Solving England’s keeping conundrum
"Pick the best keeper." Spoken by a Nottinghamshire member at yesterday’s Pro40, this mantra meant “Pick Chris Read for England”, but more generally it implies that selectors should not waste their time considering wicketkeepers’ batting.
I’ll come back to the batting, but is there an accepted definition of the best keeper?
Keeping for England, Read has not impressed me because he minimises obvious errors rather than maximising chances. He didn’t drop as many as Matt Prior (on his first go-round) but there were a few that he ought to have gone for but didn’t, thus making it look as though first slip was at fault; the new version of Prior has no such qualms.
His other main fault was one common to all England glovemen since Jack Russell – standing too far back to the quickies. This makes it easier for the keeper to take the ball routinely, but too many edges fall short of the slips who align themselves with him. If those missed edges were properly seen as keeping errors, it would concentrate keepers’ minds wonderfully.
But taking the ball is not the whole job. The keeper is the only fielder with the same privileged insight into how much movement bowlers are getting and how batsmen are shaping as the TV viewer. In “Calling the Shots”, Michael Vaughan went out of his way to praise the intelligence-gathering of Geraint Jones, the implication being that Read was a less useful spy.
The skipper manages which bowlers to use and where to place the fielders, but it is the keeper who acts as the foreman of the fielding team: it is his job to chivvy the sloppy and applaud the brilliant, to encourage the bowlers and generally exude energy and keenness. Paul Nixon in the last World Cup was the best energizer in recent years while Prior was simply an annoying loudmouth and Read was almost Trappist.
There is more to keeping than is immediately visible; even so, it is unrealistic to ignore batting unless you intend him to bat at nine or below.
The last regular England keeper to be a rabbit was George Duckworth back in 1930 – but with all-rounders like Gubby Allen, Walter Robins, Maurice Tate and Jack White in the team, you can afford a keeper who can’t bat, and England are not in that fortunate position.
Alan Knott and Godfrey Evans were superb, but they were not the best technically in their times – Bob Taylor and Keith Andrew were even more brilliant (though much less flashy) but were unlikely to deliver regular half-centuries. (Despite that, Taylor succeeded to Knott’s berth because the “keepers” who could bat could not keep to even a minimum standard for Tests.)
Tim Ambrose’s time is up.

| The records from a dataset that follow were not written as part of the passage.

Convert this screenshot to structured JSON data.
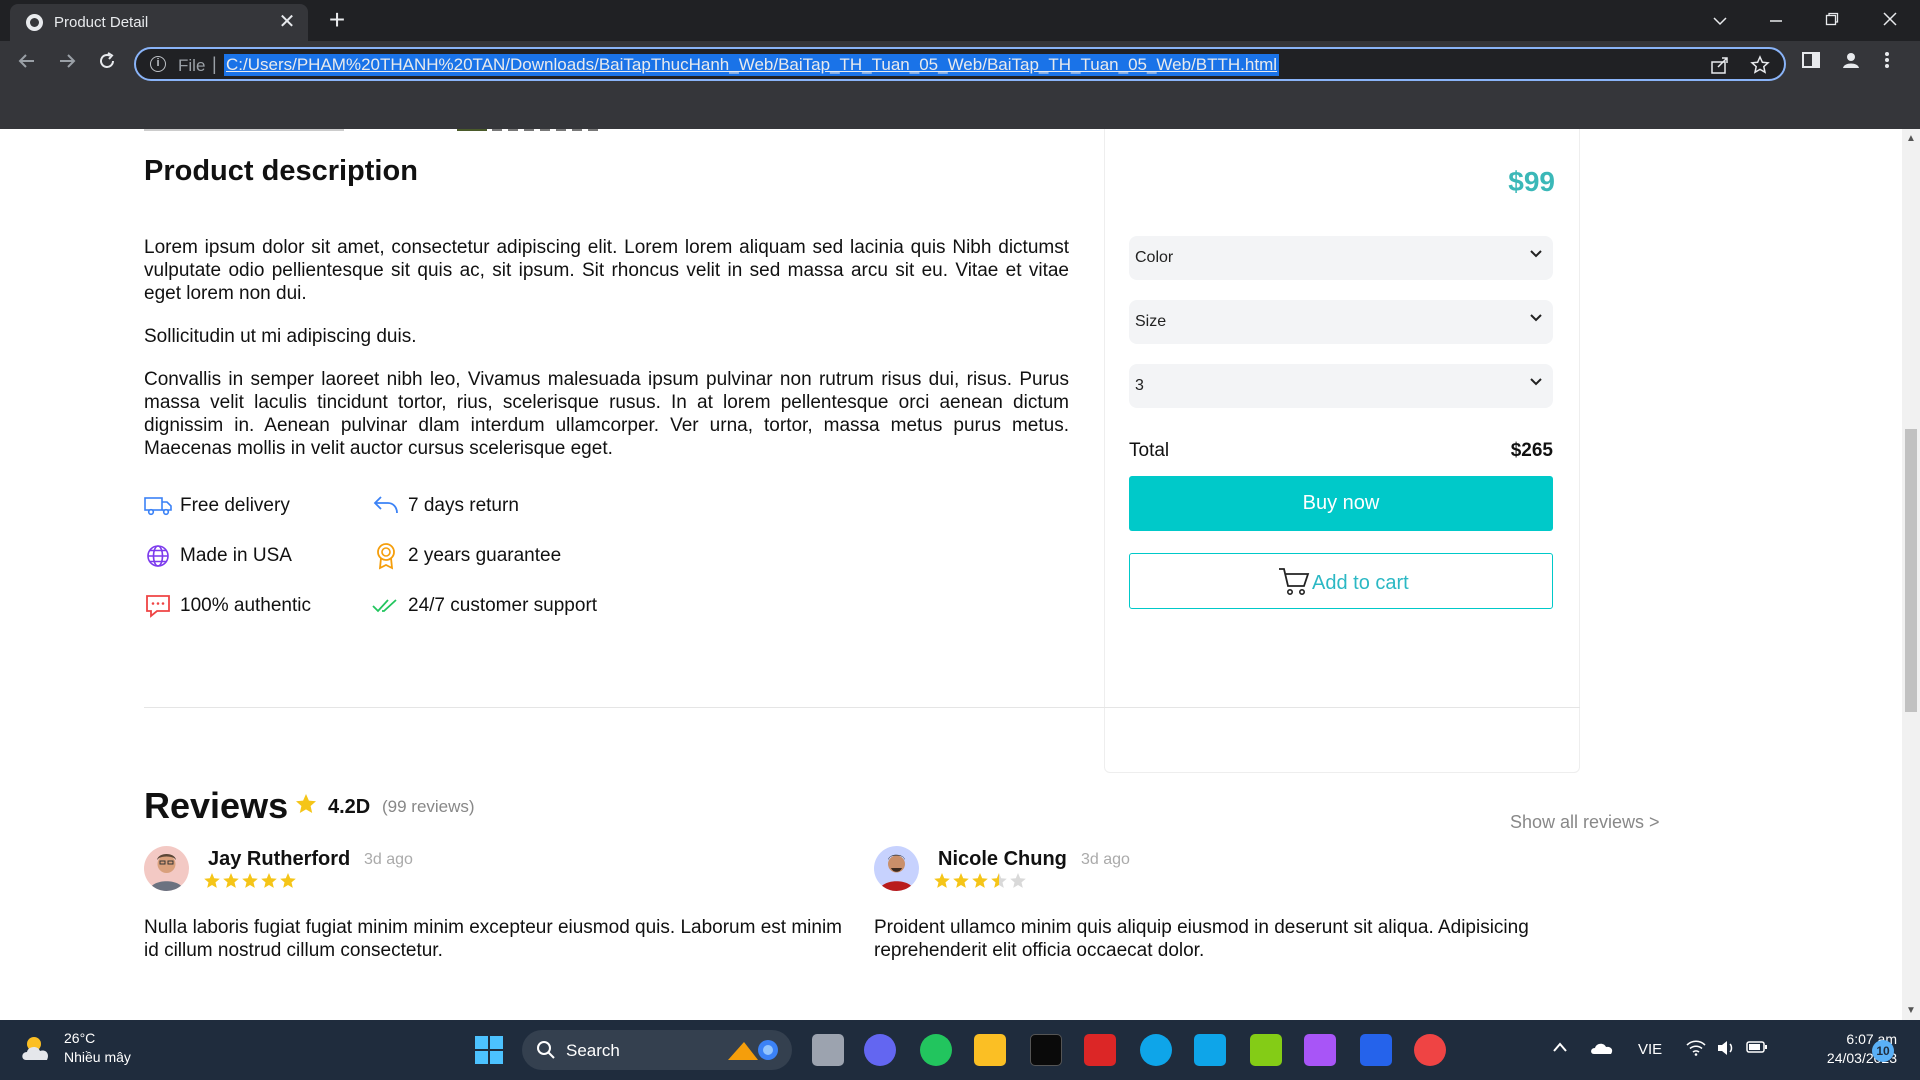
{
  "browser": {
    "tab_title": "Product Detail",
    "close_glyph": "✕",
    "new_tab_glyph": "+",
    "url_scheme": "File",
    "url_separator": "|",
    "url": "C:/Users/PHAM%20THANH%20TAN/Downloads/BaiTapThucHanh_Web/BaiTap_TH_Tuan_05_Web/BaiTap_TH_Tuan_05_Web/BTTH.html"
  },
  "product": {
    "description_title": "Product description",
    "paragraphs": [
      "Lorem ipsum dolor sit amet, consectetur adipiscing elit. Lorem lorem aliquam sed lacinia quis Nibh dictumst vulputate odio pellientesque sit quis ac, sit ipsum. Sit rhoncus velit in sed massa arcu sit eu. Vitae et vitae eget lorem non dui.",
      "Sollicitudin ut mi adipiscing duis.",
      "Convallis in semper laoreet nibh leo, Vivamus malesuada ipsum pulvinar non rutrum risus dui, risus. Purus massa velit laculis tincidunt tortor, rius, scelerisque rusus. In at lorem pellentesque orci aenean dictum dignissim in. Aenean pulvinar dlam interdum ullamcorper. Ver urna, tortor, massa metus purus metus. Maecenas mollis in velit auctor cursus scelerisque eget."
    ],
    "features": [
      {
        "icon": "truck-icon",
        "label": "Free delivery"
      },
      {
        "icon": "return-arrow-icon",
        "label": "7 days return"
      },
      {
        "icon": "globe-icon",
        "label": "Made in USA"
      },
      {
        "icon": "award-icon",
        "label": "2 years guarantee"
      },
      {
        "icon": "chat-icon",
        "label": "100% authentic"
      },
      {
        "icon": "double-check-icon",
        "label": "24/7 customer support"
      }
    ]
  },
  "purchase": {
    "price": "$99",
    "color_select": "Color",
    "size_select": "Size",
    "quantity_select": "3",
    "total_label": "Total",
    "total_value": "$265",
    "buy_label": "Buy now",
    "cart_label": "Add to cart",
    "accent": "#00c9c9",
    "price_color": "#3bb8b8"
  },
  "reviews": {
    "title": "Reviews",
    "rating": "4.2D",
    "count": "(99 reviews)",
    "show_all": "Show all reviews >",
    "items": [
      {
        "name": "Jay Rutherford",
        "time": "3d ago",
        "stars": 5,
        "text": "Nulla laboris fugiat fugiat minim minim excepteur eiusmod quis. Laborum est minim id cillum nostrud cillum consectetur."
      },
      {
        "name": "Nicole Chung",
        "time": "3d ago",
        "stars": 3.5,
        "text": "Proident ullamco minim quis aliquip eiusmod in deserunt sit aliqua. Adipisicing reprehenderit elit officia occaecat dolor."
      }
    ],
    "star_color": "#f5c518"
  },
  "taskbar": {
    "temperature": "26°C",
    "weather": "Nhiều mây",
    "search_label": "Search",
    "language": "VIE",
    "time": "6:07 am",
    "date": "24/03/2023",
    "notifications": "10"
  }
}
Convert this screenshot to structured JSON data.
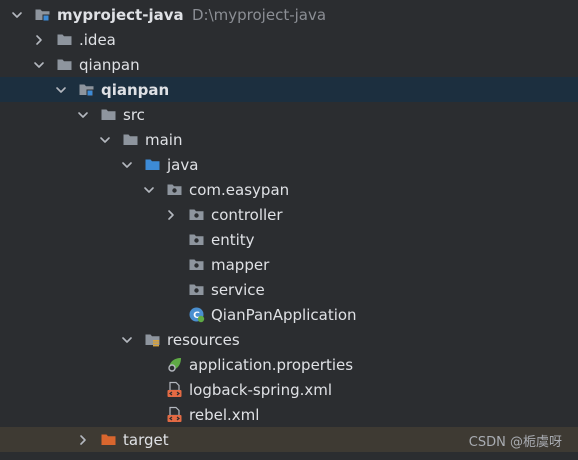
{
  "tree": [
    {
      "label": "myproject-java",
      "hint": "D:\\myproject-java",
      "bold": true,
      "expanded": true,
      "icon": "module-folder-icon",
      "chevron": "chevron-down"
    },
    {
      "label": ".idea",
      "expanded": false,
      "icon": "folder-icon",
      "chevron": "chevron-right"
    },
    {
      "label": "qianpan",
      "expanded": true,
      "icon": "folder-icon",
      "chevron": "chevron-down"
    },
    {
      "label": "qianpan",
      "bold": true,
      "expanded": true,
      "icon": "module-folder-icon",
      "chevron": "chevron-down",
      "selected": true
    },
    {
      "label": "src",
      "expanded": true,
      "icon": "folder-icon",
      "chevron": "chevron-down"
    },
    {
      "label": "main",
      "expanded": true,
      "icon": "folder-icon",
      "chevron": "chevron-down"
    },
    {
      "label": "java",
      "expanded": true,
      "icon": "source-root-folder-icon",
      "chevron": "chevron-down"
    },
    {
      "label": "com.easypan",
      "expanded": true,
      "icon": "package-icon",
      "chevron": "chevron-down"
    },
    {
      "label": "controller",
      "expanded": false,
      "icon": "package-icon",
      "chevron": "chevron-right"
    },
    {
      "label": "entity",
      "icon": "package-icon",
      "chevron": ""
    },
    {
      "label": "mapper",
      "icon": "package-icon",
      "chevron": ""
    },
    {
      "label": "service",
      "icon": "package-icon",
      "chevron": ""
    },
    {
      "label": "QianPanApplication",
      "icon": "spring-boot-class-icon",
      "chevron": ""
    },
    {
      "label": "resources",
      "expanded": true,
      "icon": "resources-root-folder-icon",
      "chevron": "chevron-down"
    },
    {
      "label": "application.properties",
      "icon": "spring-properties-icon",
      "chevron": ""
    },
    {
      "label": "logback-spring.xml",
      "icon": "xml-file-icon",
      "chevron": ""
    },
    {
      "label": "rebel.xml",
      "icon": "xml-file-icon",
      "chevron": ""
    },
    {
      "label": "target",
      "expanded": false,
      "icon": "excluded-folder-icon",
      "chevron": "chevron-right",
      "highlight": true
    }
  ],
  "watermark": "CSDN @栀虞呀",
  "colors": {
    "background": "#2b2d30",
    "selected_row": "#1c2f3f",
    "highlight_row": "#3e3a33",
    "text": "#dfe1e5",
    "hint_text": "#8b8e94",
    "folder": "#8e959e",
    "source_root": "#3d8bd6",
    "excluded_folder": "#d9662e",
    "spring": "#5faa45",
    "xml": "#e36a44"
  }
}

He has had ten Tests but his batting was vastly overestimated. Most batsmen mentally map the pitch as “play forward”, “back” and “hmmm”, but Ambrose’s mental map is marked “back” and “Here Be Dragonnes”, which is useless unless the bowlers are exceptionally generous.
Prior was clearly chastened by the criticism of his first run as England’s keeper. In the recent ODIs he showed marked improvement both technically and at curbing his blabbering gob. He is without doubt the best batsman amongst the current candidates, so he should be confirmed as the new(-ish) Test keeper when the India Test squad is announced – quite a turnaround, since I had previously hoped that his dropping would be permanent.
But who should be taken as the reserve?
Ideally it would be James Foster, who has overtaken Read as the best technical keeper on the circuit, but the Test leg of the tour is only one three-dayer and two Tests as against seven(!) ODIs, so it may be more sensible to take the like-for-like Phil Mustard.